Aksesibilitas dapat di tempuh sekitar 1 jam 30 menit dari alun-alun Kota Cimahi, sedangkan dari alun-alun Bandung bisa menghabiskan waktu tempuh 2 jam. Berikut ini angkutan umum yang dapat digunakan dari alun-alun Kota Cimahi, yaitu:
  1. Naik angkutan umum jurusan Cimahi-Leuwi Panjang atau Cimahi-Stasiun Hall, kemudian turun di bawah jembatan Cimindi atau pertigaan Cibeureum.
  2. Lanjut dengan naik angkutan warna hijau-kuning dengan jurusan Cimindi-Cipatik turun di bunderan Leuwigajah.
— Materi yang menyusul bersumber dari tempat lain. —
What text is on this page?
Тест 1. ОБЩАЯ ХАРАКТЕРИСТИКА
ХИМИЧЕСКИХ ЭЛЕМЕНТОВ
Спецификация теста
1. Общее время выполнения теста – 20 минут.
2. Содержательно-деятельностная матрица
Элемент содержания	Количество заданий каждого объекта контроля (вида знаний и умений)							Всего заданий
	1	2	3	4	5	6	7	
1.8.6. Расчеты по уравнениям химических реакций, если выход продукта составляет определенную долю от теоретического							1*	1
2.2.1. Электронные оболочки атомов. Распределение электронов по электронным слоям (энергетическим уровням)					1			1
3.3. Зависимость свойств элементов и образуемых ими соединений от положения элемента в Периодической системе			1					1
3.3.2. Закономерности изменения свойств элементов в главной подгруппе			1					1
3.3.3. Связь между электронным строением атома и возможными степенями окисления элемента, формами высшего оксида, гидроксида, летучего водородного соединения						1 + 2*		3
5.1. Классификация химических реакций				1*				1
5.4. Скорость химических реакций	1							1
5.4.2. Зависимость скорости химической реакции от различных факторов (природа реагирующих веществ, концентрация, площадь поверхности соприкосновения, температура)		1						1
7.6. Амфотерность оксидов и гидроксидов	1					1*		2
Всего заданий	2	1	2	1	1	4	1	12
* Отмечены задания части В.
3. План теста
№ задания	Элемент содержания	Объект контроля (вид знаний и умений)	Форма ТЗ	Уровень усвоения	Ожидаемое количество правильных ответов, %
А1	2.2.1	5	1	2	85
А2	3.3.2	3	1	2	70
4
  3. Kemudian naik angkutan berwarna biru langit dengan jurusan Cimahi-Leuwigajah-Cangkorah turun di pertigaan ke arah Cireundeu.
  4. Terakhir, naik angkutan motor (ojeg) hingga pintu gerbang Kampung Adat Cireundeu.
Sedangkan dari arah Bandung dapat menggunakan angkutan umum Stasiun Hall-Cimahi, turun di pertigaan Cibeureum dan naik angkutan yang serupa seperti di atas.